Não vejo a coisa como a religião me buscando e me consertando, mas como Deus atraindo meu homem interior e eu tentando achar uma religião que respondesse a essa atração. Creio que Deus usa muita coisa em seu amor, incluindo religiões, e dentro delas, o cristianismo em especial. Contudo, penso que o Espírito Santo, que sempre fala diretamente em nosso coração, adapta à nossa capacidade de entendimento um lugar, e nos chama para esse lugar para Deus nos ajudar. Isso significa que não precisamos viver na mesma igreja, na mesma denominação cristã, mesmo na mesma religião, a vida inteira, ainda, que como sempre digo aqui, Jesus seja algo especial de Deus, que nos permite acesso à luz divina mais alta.
Não escrevo aqui por ser mestre, doutor ou pastor, mas por ser aluno aprendendo hoje que sei menos que ontem achava saber, doente em tratamento cada vez mais profundo da alma e da mente, e ovelha, não de homens ou de religiões, mas do Altíssimo. Hoje, no momento em que escrevo este texto (2023), aos sessenta e três anos, olho para trás e vejo minha vida como uma grande confusão, mudando de cidade, de grupo social, numa solidão que só teve conforto quando Deus me deu, primeiro a esposa que já está comigo há vinte e sete anos, e depois, duas filhas que só nos dão orgulho. Mas de uns anos para cá, após um câncer maligno e uma crise depressiva que me fizeram ver a morte de perto, tenho achado paz moral, iluminação espiritual e honra profissional.
Uma coisa, contudo, sempre foi certa, em meio de tantas coisas incertas, de dores causadas por mim aos outros e pelos outros a mim, de tanta incompreensão e falta de paciência de muitos que queriam que eu fosse o que eles achavam que era melhor, não o que Deus tinha para mim. Em tudo isso nunca parei de ser atraído pelo amor de Deus e de responder a ele em oração. Foram erros e perdões sucessivos, até que o mar se acalmou, erros diminuíram, estabilidade veio, consegui ser fiel e permanecer assim. Homens me abandonaram, Deus não, parentes descreram em mim, Deus não, mas meu ego apequenou-se, vaidade e orgulho enfraqueceram-se, aprendi a ser feliz com o pouco que vi que é muito quando é vontade de Deus.
Ah, o amor de Deus, inesgotável, incansável, indescritível.
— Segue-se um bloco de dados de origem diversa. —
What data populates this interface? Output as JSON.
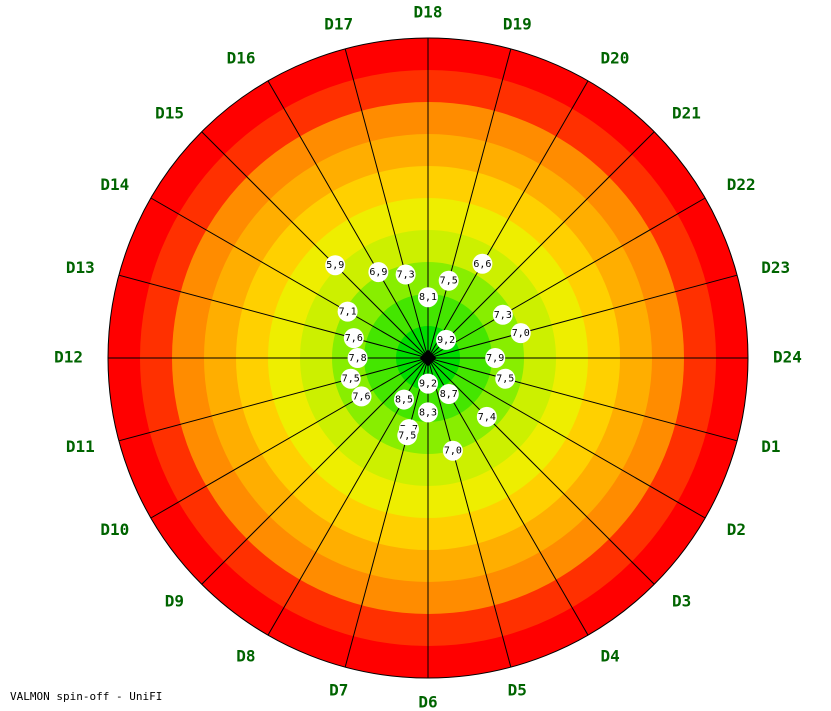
{
  "footer": "VALMON spin-off - UniFI",
  "chart_data": {
    "type": "radar",
    "directions": [
      "D1",
      "D2",
      "D3",
      "D4",
      "D5",
      "D6",
      "D7",
      "D8",
      "D9",
      "D10",
      "D11",
      "D12",
      "D13",
      "D14",
      "D15",
      "D16",
      "D17",
      "D18",
      "D19",
      "D20",
      "D21",
      "D22",
      "D23",
      "D24"
    ],
    "zone_colors": [
      "#00dd00",
      "#44e600",
      "#88ee00",
      "#ccf000",
      "#eeee00",
      "#ffd000",
      "#ffae00",
      "#ff8c00",
      "#ff3000",
      "#ff0000"
    ],
    "ring_max": 10,
    "points": [
      {
        "direction": "D19",
        "value": 7.5,
        "label": "7,5"
      },
      {
        "direction": "D18",
        "value": 8.1,
        "label": "8,1"
      },
      {
        "direction": "D17",
        "value": 7.3,
        "label": "7,3"
      },
      {
        "direction": "D16",
        "value": 6.9,
        "label": "6,9"
      },
      {
        "direction": "D15",
        "value": 5.9,
        "label": "5,9"
      },
      {
        "direction": "D20",
        "value": 6.6,
        "label": "6,6"
      },
      {
        "direction": "D14",
        "value": 7.1,
        "label": "7,1"
      },
      {
        "direction": "D22",
        "value": 7.3,
        "label": "7,3"
      },
      {
        "direction": "D23",
        "value": 7.0,
        "label": "7,0"
      },
      {
        "direction": "D13",
        "value": 7.6,
        "label": "7,6"
      },
      {
        "direction": "D21",
        "value": 9.2,
        "label": "9,2"
      },
      {
        "direction": "D12",
        "value": 7.8,
        "label": "7,8"
      },
      {
        "direction": "D24",
        "value": 7.9,
        "label": "7,9"
      },
      {
        "direction": "D11",
        "value": 7.5,
        "label": "7,5"
      },
      {
        "direction": "D1",
        "value": 7.5,
        "label": "7,5"
      },
      {
        "direction": "D10",
        "value": 7.6,
        "label": "7,6"
      },
      {
        "direction": "D8",
        "value": 8.5,
        "label": "8,5"
      },
      {
        "direction": "D7",
        "value": 7.7,
        "label": "7,7"
      },
      {
        "direction": "D6",
        "value": 9.2,
        "label": "9,2"
      },
      {
        "direction": "D5",
        "value": 7.0,
        "label": "7,0"
      },
      {
        "direction": "D4",
        "value": 8.7,
        "label": "8,7"
      },
      {
        "direction": "D3",
        "value": 7.4,
        "label": "7,4"
      },
      {
        "direction": "D6",
        "value": 8.3,
        "label": "8,3"
      },
      {
        "direction": "D7",
        "value": 7.5,
        "label": "7,5"
      }
    ]
  }
}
O que move o universo, o aperfeiçoa, o mantém vivo, é o amor de Deus, se faltasse por um nanossegundo desfaleceríamos, as trevas dominariam os mundos, sem esperança a vida perderia o sentido. Pecamos e pecamos, por infantilidade, por fraqueza, com gosto, mas também com desgosto, só por vício, nossa natureza inicial parece querer afastar-se de Deus. Desapontamos os propósitos divinos, não a pessoa de Deus, esse nos conhece bem, somos ingratos, infiéis, maus, ainda assim Deus nos ama, e amando nos atrai ao seu melhor. Atraídos queremos orar, adorar o Senhor, agradá-lo, tentar de novo, sermos seres melhores, aperfeiçoar nosso homem interior.